As the second arduous day of counting continues in a bid to identify which candidates will fill the 158 seats in the 32nd Dáil, here are four things that are still left to find out from this election, writes Conor McMorrow of our political staff.

(1) Can Labour reach the magic number?
Labour’s disastrous election sees the party with a current seat tally of six TDs – Joan Burton, Brendan Howlin, Jan O’Sullivan, Brendan Ryan, Alan Kelly and Seán Sherlock.

Under Dáil rules, a party must have seven TDs to be entitled to speaking rights in Leinster House, for example, being allowed to ask the Taoiseach questions during Leaders’ Questions in the Dáil.

Aodhán Ó Ríordáin in Dublin Bay North and Willie Penrose in Longford-Westmeath are the two remaining Labour candidates in the race.

Everyone with any interest in the Labour Party’s recovery will be hoping that one of the two can hold on.

(2) Or could it be the AAA-PBP?
Anti-Austerity Alliance/People Before Profit candidate John Lyons is still in the race in Dublin Bay North with Labour’s Ó Ríordáin.

In Dublin South Central, Bríd Smith of the AAA/PBP grouping is also in the mix for a seat - but votes are being rechecked.

Should Mr Lyons and Ms Smith prevail, then the AAA-PBP will have two seats to add to the five TDs they have already elected – Paul Murphy, Richard Boyd Barrett, Ruth Coppinger, Gino Kenny and Mick Barry. Two more seats and that group will be at the magic number of seven TDs.

(3) Which count will be the last to finish?
35 of the counts across the 40 constituencies have been completed.

Recounts in Dublin Bay North, Wexford and Dublin South West will take place tomorrow. A recount is currently under way in Longford-Westmeath.  

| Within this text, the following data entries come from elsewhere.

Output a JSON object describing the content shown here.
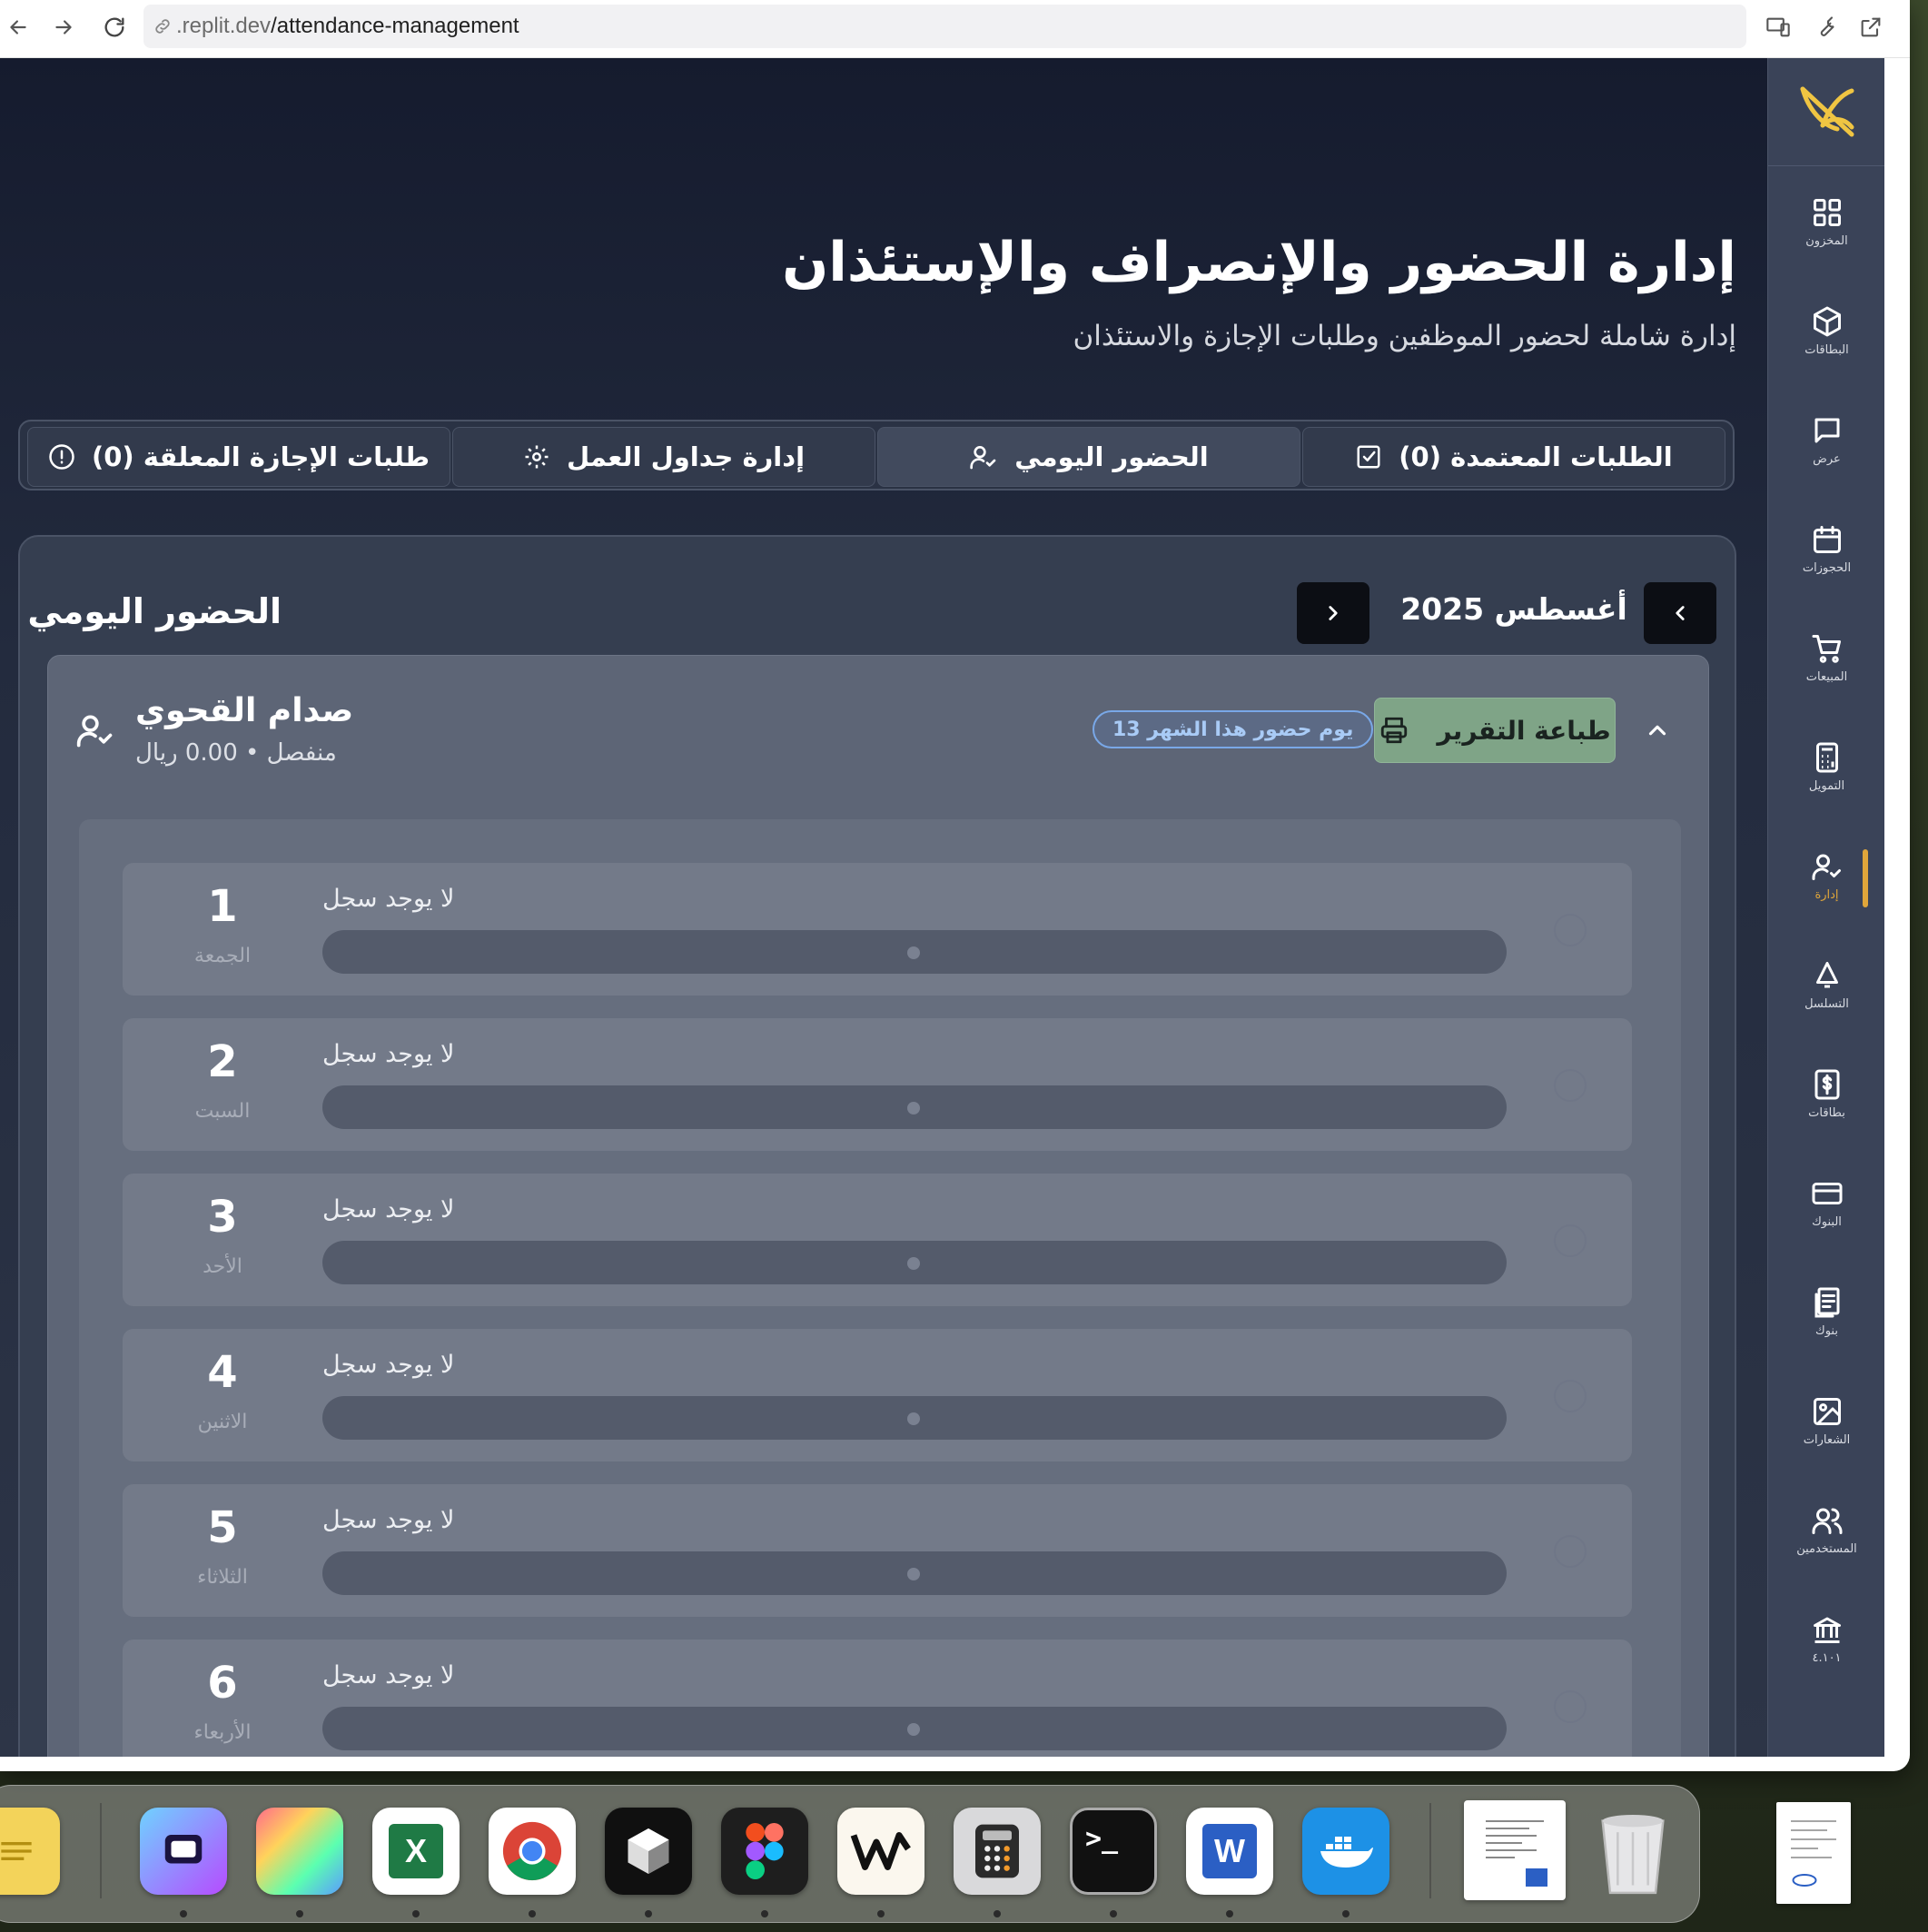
{
  "browser": {
    "url_host": ".replit.dev",
    "url_path": "/attendance-management"
  },
  "sidebar": {
    "items": [
      {
        "label": "المخزون",
        "icon": "grid-icon"
      },
      {
        "label": "البطاقات",
        "icon": "box-icon"
      },
      {
        "label": "عرض",
        "icon": "message-icon"
      },
      {
        "label": "الحجوزات",
        "icon": "calendar-icon"
      },
      {
        "label": "المبيعات",
        "icon": "cart-icon"
      },
      {
        "label": "التمويل",
        "icon": "calculator-icon"
      },
      {
        "label": "إدارة",
        "icon": "user-check-icon",
        "active": true
      },
      {
        "label": "التسلسل",
        "icon": "bell-icon"
      },
      {
        "label": "بطاقات",
        "icon": "dollar-file-icon"
      },
      {
        "label": "البنوك",
        "icon": "card-icon"
      },
      {
        "label": "بنوك",
        "icon": "receipt-icon"
      },
      {
        "label": "الشعارات",
        "icon": "image-icon"
      },
      {
        "label": "المستخدمين",
        "icon": "users-icon"
      },
      {
        "label": "٤.١٠١",
        "icon": "bank-icon"
      }
    ],
    "active_color": "#e0a63a"
  },
  "header": {
    "title": "إدارة الحضور والإنصراف والإستئذان",
    "subtitle": "إدارة شاملة لحضور الموظفين وطلبات الإجازة والاستئذان"
  },
  "tabs": [
    {
      "label": "الطلبات المعتمدة (0)",
      "icon": "check-square-icon"
    },
    {
      "label": "الحضور اليومي",
      "icon": "user-check-icon",
      "active": true
    },
    {
      "label": "إدارة جداول العمل",
      "icon": "gear-icon"
    },
    {
      "label": "طلبات الإجازة المعلقة (0)",
      "icon": "alert-circle-icon"
    }
  ],
  "daily": {
    "title": "الحضور اليومي",
    "month_label": "أغسطس 2025"
  },
  "employee": {
    "name": "صدام القحوي",
    "meta": "منفصل • 0.00 ريال",
    "attendance_badge": "يوم حضور هذا الشهر 13",
    "print_label": "طباعة التقرير"
  },
  "days": [
    {
      "num": "1",
      "name": "الجمعة",
      "status": "لا يوجد سجل"
    },
    {
      "num": "2",
      "name": "السبت",
      "status": "لا يوجد سجل"
    },
    {
      "num": "3",
      "name": "الأحد",
      "status": "لا يوجد سجل"
    },
    {
      "num": "4",
      "name": "الاثنين",
      "status": "لا يوجد سجل"
    },
    {
      "num": "5",
      "name": "الثلاثاء",
      "status": "لا يوجد سجل"
    },
    {
      "num": "6",
      "name": "الأربعاء",
      "status": "لا يوجد سجل"
    }
  ],
  "dock": {
    "apps": [
      "notes-icon",
      "screens-icon",
      "pixelmator-icon",
      "excel-icon",
      "chrome-icon",
      "unity-icon",
      "figma-icon",
      "warp-icon",
      "calculator-icon",
      "terminal-icon",
      "word-icon",
      "docker-icon",
      "document-preview-icon",
      "trash-icon"
    ],
    "excel_letter": "X",
    "word_letter": "W",
    "terminal_text": ">_"
  }
}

In Dublin South Central, proceedings have been adjourned for the night. A full recount is now complete following a request by Fianna Fáil. The party's candidate Catherine Ardagh and Bríd Smith from AAA-PBP are adjudicating on disputed votes. Proceedings are to resume in the morning and it is believed that a decision is hoped to be made by afternoon.

(4) How many seats will separate the old Civil War foes?
There was a point this morning when some analysts and party apparatchiks from Fine Gael were suggesting the gap in the number of seats between Fine Gael and Fianna Fáil would be around 15 seats.

Later in the day Fine Gael’s director of elections suggested that his party would win 54 seats, which would be ten more than Fianna Fáil.

Fianna Fáil currently has 43 seats against Fine Gael’s 47. This will of course change with the six counts left to finish.

But what will be the final difference in seats between the two? Surely if there is only a handful of seats between them then this will affect coalition options?